Fortnightly Magazine - June 15 1998

TWO YEARS HAVE ELAPSED SINCE CONGRESS PASSED THE Telecommunications Act of 1996 to "provide a pro-competitive, de-regulatory national policy framework designed to accelerate rapidly private sector deployment of advanced telecommunications and information technologies and services to all Americans." %n1%n

Today, however, telephone deregulation has reached an impasse. Few customers enjoy competitive alternatives for local exchange service. Concentration in long-distance markets appears to be increasing.

At its core, the Act still offers its quid pro quo - the Regional Bell Operating Companies would gain interLATA authority (for long-distance service) by allowing entry into their local markets. Nevertheless, that trade has not proven attractive enough to force open the local exchange. The two sets of players, the RBOCs and the interexchange carriers, have fallen into a war of words. Each side (and its paid experts) blames the other for the stalemate that has arisen.

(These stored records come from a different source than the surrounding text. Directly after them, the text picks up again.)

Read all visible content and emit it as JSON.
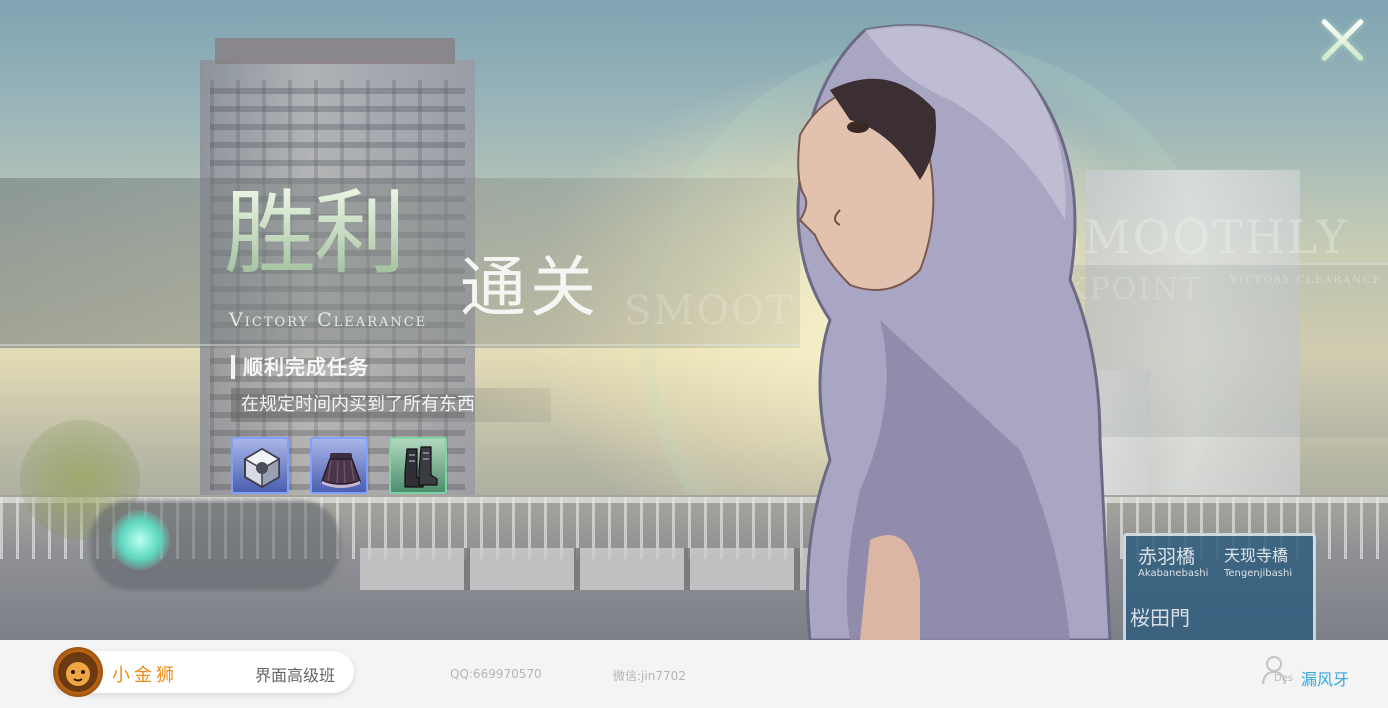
{
  "dialog": {
    "title_main": "胜利",
    "title_sub": "通关",
    "title_en": "Victory Clearance",
    "mission_heading": "顺利完成任务",
    "mission_description": "在规定时间内买到了所有东西",
    "ghost_text_1": "SMOOT",
    "ghost_text_2": "SMOOTHLY",
    "ghost_text_3": "CKPOINT",
    "ghost_text_4": "VICTORY CLEARANCE",
    "close_label": "X",
    "reward_items": [
      {
        "icon": "gem-cube-icon",
        "rarity_color": "#7fa0ff"
      },
      {
        "icon": "skirt-icon",
        "rarity_color": "#7fa0ff"
      },
      {
        "icon": "boots-icon",
        "rarity_color": "#7fd2a4"
      }
    ]
  },
  "background": {
    "road_sign": {
      "line1": "赤羽橋",
      "line1b": "天现寺橋",
      "line2": "Akabanebashi",
      "line2b": "Tengenjibashi",
      "line3": "桜田門"
    }
  },
  "footer": {
    "brand": "小金狮",
    "course": "界面高级班",
    "qq": "QQ:669970570",
    "wechat": "微信:jin7702",
    "des_label": "Des",
    "author": "漏风牙",
    "colors": {
      "brand": "#f08a1a",
      "author": "#35a8e0"
    }
  }
}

So far, the RBOCs could count themselves fortunate to have found a sympathetic ear at the Eighth Circuit Court in St. Louis in their appeal of the Federal Communications Commission's local exchange market rules, which would have placed competition on a fast track. %n2%n However, the U.S. Supreme Court may not prove so obliging. Recently, it agreed to hear the appeal filed by the FCC and the IXCs challenging the eighth circuit's ruling. %n3%n The FCC's local competition rules may yet rise from the ashes.

The Supreme Court has scheduled arguments for fall 1998, but that may not be soon enough for some. In any case, the potential reincarnation of telephone competition cannot occur at least until sometime in 1999. Given the gridlock, observers have suggested another way out: Divest the RBOCs of their network assets.

Would a second divestiture bear fruit? Many problems have arisen in carrying out the Telecommunications Act. More would arise with a second breakup, as illustrated here in the context of a concrete proposal filed recently at the FCC to separate each RBOC into two business units - a network company to own the lines and a retailer to sell calling services to customers. A forced divestiture might lead only to a rate rebalancing that could boost rates for residential callers while trimming charges for businesses. The broader question remains: Can the telecommunications industry move forward with real technological change that might bring benefits to customers beyond a mere reallocation of current costs?

The Proposal:

"Dismantle the RBOCs"

The Telecommunications Act created a conflict for RBOCs by making them sellers of both wholesale inputs and retail service. However, given that corporate management holds a fiduciary duty to shareholders, it should come as no surprise that the RBOCs have showed a reluctance to forego the large profit margins earned from retail business service to become low-margin sellers of network inputs.

Dividing RBOCs into two business units - one to sell inputs, the other to provide retail service - could eliminate this conflict of interest. Such a separation, in theory, would result in one business unit (the network provider) selling inputs on a wholesale basis to all retail service providers that need unbundled inputs to provide services.